Tuesday 28 September 2010

Harnessing the Drive in Test Driven Development

I had an interesting exchange with someone on twitter last night - he'd been working on some math, that kind of looked right to him now, but had no way of knowing whether it was 'right' or not.

I teased him that he should have done TDD, but he felt that TDD meant you had to know your API ahead of coding, and his situation was evolving, so that ruled out TDD.

I was arguing that actually TDD is ideal for when you're not quite sure where you're headed - a view point that didn't fly with his experience - so this is an attempt to further explain that sentiment.


Your brain and body will try to resist TDD

A common barrier to adopting TDD (this is what my colleagues and peers come back with over and over) is "I don't know enough about what I'm doing to write the test yet."

My response is that if you don't know enough about what you're doing to write the test yet, you sure as hell don't know enough to write the code yet!

Test Driven Development shifts a ton of that 'wtf am I trying to do?' pain to the front of the process. And that's hard to get used to. It exposes what you don't have clarity about - when you really just want to get on and pretend you do know where you're headed.

So - how can TDD possibly help when you don't have a clear idea of your direction?


TDD means more than one kind of test

I do 3 kinds of tests. End-to-end tests, integration tests and unit tests. Combining all 3 test varieties is the key to driving evolving development. (Which, IMHO, is the only kind there really is.)

I write the end-to-end tests first. An end-to-end test describes a user story. If you don't know what your user stories are then you need to get those together before you take another step. User stories will be numerous, even in the simplest app, so don't overwhelm yourself - just start with the shortest, simplest user story in your requirements.


User story / end-to-end tests

In a complex app, the user stories are rarely actually end-to-end (startup to shutdown) but they capture a unit of meaningful interaction with the application.

There is only one user story end-to-end test in each test case. Some examples from my current app include:

LibrarySimpleSearchReturnsInvalid
LibrarySimpleSearchProducesNoResults
LibrarySimpleSearchProducesResults
LibraryShowAllShowsAllItems
LibraryAdvancedSearchProducesResultsByType
LibraryAdvancedSearchProducesResultsByExclusion

... you get the idea.

In each case, the test recreates the user experience from the moment of opening the library (which is a searchable, browsable set of resources of different types - jpg, document, video etc) until they receive their search results.

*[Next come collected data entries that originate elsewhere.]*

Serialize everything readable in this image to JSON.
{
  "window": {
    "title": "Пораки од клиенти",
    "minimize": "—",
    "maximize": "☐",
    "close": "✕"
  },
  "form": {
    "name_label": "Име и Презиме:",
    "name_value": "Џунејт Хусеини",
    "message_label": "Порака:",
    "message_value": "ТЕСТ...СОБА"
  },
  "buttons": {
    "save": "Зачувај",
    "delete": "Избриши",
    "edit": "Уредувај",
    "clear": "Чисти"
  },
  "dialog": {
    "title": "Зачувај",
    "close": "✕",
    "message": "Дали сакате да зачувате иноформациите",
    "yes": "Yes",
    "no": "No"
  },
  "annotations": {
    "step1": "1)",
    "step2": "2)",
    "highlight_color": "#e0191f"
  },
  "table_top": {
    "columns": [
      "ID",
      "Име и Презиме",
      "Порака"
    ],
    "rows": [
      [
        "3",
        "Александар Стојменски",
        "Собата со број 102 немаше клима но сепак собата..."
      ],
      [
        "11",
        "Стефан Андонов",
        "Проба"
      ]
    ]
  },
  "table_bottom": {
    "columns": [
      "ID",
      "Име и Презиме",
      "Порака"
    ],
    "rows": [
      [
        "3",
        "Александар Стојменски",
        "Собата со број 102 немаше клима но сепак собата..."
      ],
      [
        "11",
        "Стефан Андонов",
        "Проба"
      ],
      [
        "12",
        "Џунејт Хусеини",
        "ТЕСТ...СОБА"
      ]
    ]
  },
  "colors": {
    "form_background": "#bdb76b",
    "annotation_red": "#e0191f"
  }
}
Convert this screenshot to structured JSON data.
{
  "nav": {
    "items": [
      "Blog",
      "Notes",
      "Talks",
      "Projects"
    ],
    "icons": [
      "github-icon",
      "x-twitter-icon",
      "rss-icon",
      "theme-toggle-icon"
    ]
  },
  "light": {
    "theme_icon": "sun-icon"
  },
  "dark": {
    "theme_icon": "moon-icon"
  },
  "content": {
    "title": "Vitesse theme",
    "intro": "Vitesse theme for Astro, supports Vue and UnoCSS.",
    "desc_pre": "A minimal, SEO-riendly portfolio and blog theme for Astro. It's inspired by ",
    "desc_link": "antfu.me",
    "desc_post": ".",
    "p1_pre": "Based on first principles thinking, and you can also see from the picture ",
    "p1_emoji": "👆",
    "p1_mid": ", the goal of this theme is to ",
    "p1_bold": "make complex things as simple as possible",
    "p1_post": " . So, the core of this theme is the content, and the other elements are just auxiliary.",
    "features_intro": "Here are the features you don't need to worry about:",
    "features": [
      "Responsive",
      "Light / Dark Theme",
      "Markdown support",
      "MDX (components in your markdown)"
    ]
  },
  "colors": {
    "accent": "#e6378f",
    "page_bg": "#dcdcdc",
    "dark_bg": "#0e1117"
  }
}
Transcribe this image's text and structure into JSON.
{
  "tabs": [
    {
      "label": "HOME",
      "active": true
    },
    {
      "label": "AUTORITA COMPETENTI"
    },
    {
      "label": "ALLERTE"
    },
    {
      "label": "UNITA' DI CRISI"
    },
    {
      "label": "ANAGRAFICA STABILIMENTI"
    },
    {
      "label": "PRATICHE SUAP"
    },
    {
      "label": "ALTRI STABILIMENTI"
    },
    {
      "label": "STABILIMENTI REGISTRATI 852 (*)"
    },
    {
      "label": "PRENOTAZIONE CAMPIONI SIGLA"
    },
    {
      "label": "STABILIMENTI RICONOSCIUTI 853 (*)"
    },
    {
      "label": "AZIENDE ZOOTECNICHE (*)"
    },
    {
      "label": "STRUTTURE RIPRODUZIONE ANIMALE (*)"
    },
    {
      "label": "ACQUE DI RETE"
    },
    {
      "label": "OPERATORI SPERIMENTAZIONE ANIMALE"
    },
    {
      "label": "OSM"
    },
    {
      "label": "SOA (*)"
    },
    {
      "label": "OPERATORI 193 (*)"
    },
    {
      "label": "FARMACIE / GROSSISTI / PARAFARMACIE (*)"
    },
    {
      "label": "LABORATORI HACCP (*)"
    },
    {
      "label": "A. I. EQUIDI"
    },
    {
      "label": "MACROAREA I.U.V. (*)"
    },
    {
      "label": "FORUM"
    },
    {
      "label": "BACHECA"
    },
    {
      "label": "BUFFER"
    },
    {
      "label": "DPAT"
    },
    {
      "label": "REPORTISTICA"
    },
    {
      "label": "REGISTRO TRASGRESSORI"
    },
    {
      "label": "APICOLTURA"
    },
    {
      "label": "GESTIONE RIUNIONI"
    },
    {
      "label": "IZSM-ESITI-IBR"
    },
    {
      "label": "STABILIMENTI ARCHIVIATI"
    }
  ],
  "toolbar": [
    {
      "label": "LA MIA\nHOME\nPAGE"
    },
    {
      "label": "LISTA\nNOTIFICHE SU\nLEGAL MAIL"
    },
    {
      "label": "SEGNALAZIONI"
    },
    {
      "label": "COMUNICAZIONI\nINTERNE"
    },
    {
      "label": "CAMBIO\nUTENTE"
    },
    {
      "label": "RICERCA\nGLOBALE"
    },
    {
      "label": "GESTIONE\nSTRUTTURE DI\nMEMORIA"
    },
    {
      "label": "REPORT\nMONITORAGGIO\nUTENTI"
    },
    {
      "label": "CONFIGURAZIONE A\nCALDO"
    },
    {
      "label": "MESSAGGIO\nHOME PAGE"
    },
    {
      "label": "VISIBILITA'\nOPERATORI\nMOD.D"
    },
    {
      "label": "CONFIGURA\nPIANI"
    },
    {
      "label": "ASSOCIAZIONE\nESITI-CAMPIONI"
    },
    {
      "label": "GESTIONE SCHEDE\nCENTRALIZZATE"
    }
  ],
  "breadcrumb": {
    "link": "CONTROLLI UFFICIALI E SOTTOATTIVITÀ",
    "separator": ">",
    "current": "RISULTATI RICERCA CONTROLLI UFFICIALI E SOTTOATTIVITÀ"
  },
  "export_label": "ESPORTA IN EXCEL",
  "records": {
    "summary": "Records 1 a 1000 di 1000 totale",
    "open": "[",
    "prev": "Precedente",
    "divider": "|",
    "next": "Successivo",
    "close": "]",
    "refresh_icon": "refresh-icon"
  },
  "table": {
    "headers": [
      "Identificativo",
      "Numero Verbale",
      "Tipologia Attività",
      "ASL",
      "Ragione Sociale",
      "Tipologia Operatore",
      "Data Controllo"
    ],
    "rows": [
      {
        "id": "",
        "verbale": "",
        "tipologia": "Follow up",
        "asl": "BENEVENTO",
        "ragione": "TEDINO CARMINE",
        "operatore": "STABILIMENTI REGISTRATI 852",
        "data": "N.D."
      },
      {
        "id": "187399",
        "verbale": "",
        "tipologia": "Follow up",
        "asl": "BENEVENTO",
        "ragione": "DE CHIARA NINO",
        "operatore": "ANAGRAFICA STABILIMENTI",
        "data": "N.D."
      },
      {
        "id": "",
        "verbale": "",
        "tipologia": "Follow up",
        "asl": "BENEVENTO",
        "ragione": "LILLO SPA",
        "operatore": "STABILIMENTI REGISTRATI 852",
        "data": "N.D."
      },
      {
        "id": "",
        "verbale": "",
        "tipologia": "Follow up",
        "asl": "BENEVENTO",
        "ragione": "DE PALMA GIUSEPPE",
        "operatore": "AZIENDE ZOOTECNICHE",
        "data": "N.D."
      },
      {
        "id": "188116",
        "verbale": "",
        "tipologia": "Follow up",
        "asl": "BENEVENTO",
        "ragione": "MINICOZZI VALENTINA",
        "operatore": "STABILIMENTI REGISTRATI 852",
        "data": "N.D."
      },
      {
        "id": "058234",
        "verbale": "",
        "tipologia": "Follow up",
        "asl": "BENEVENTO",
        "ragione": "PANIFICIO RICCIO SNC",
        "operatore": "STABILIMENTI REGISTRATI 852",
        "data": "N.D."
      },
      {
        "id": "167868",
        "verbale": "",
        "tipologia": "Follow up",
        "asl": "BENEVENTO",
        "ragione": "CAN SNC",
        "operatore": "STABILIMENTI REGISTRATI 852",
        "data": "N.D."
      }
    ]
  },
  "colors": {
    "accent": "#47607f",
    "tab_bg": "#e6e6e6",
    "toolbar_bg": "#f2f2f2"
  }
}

This means that it's a UI driven test. I have the test code enter text, push buttons etc, and I delve into the display list to verify that the correct items / text etc have appeared on screen at the end, and usually this is asynchronous to allow time for transitions.


Integration / functional area tests

These test a component of functionality. For example the search window, or the results viewer.

Unlike unit tests they make use of real concrete instances of the classes needed to fully instantiate and work with the components being tested. If the functional area depends on the framework to wire it together, the framework is instantiated (robotlegs in my case) in order to wire up the component.

In my current app I have an integration tests for the main menu:

NestedMenuTest

This menu has multiple layers of nested items and has to collapse all / expand all / auto-collapse and so on in response to checkbox clicks. My integration tests check that the scrolling behaves itself when the items are being expanded/collapsed.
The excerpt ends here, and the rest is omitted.